Nevin, speaking on BBC Radio 5 Live, saw the logic. Norway’s game is heavy on contact, high on physical output. Lose two key players to fatigue or injury in a full-blooded contest with France and the entire campaign could crumble. From that angle, the decision becomes a cold calculation: sacrifice a shot at top spot to protect the bigger picture.
Norway are not the first to try it. Spain made 11 changes against Saudi Arabia in 2006, still won, then ran into France in the last 16 and went out 3-1. Belgium, in 2018, flipped their side with 10 changes, beat Japan 3-2 in the last 16, then stunned Brazil 2-1 in the quarter-finals before falling to France.

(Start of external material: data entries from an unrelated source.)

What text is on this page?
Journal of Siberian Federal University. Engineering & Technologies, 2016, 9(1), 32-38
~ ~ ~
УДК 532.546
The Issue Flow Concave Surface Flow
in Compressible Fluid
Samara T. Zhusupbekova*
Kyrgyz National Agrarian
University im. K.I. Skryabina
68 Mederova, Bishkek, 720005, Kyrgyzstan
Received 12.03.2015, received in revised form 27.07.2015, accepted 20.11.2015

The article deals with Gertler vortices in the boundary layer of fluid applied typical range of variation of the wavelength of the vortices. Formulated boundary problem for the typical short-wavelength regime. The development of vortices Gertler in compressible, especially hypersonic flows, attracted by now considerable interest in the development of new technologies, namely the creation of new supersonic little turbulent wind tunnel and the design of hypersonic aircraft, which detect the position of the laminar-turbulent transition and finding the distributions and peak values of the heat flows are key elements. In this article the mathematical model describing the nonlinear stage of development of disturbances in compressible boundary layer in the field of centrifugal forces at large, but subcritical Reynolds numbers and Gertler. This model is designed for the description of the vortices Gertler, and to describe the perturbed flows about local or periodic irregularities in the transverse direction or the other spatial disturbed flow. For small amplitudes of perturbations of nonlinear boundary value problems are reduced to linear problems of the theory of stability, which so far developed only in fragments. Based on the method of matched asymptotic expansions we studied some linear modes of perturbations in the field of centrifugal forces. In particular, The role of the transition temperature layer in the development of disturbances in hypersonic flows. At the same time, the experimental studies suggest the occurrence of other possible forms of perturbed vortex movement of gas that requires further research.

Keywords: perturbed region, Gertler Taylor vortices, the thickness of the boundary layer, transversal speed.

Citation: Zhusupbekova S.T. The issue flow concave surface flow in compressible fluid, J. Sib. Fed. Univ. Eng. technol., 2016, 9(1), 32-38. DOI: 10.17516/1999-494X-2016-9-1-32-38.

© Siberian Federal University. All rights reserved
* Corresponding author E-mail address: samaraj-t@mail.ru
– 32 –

Sometimes the gamble pays off. Sometimes it doesn’t.
Haaland’s warning
Haaland himself had sounded almost fatalistic after his two goals helped beat Senegal 3-2 and secure qualification.
“I couldn’t care too much about that game now,” he said of facing France. “They’re probably going to win against us. They’re probably going to win the whole tournament.”
He was half right on the night. France did win, and comfortably. Whether they carry that form all the way to the trophy is a question for later.
For Norway, the equation is simpler. Beat Ivory Coast in Texas and the reward is a return to New Jersey on 5 July for a last-16 tie against the winners of Brazil-Japan. Lose, and the long journey, the rested legs, the benching of Haaland and Ødegaard, all become part of a story of what might have been.
The fans have paid to be here. The coach has staked his reputation on freshness over fireworks. Now Norway have to prove that one bruising night in Boston was the price of going deeper, not the moment their World Cup peaked from the sidelines.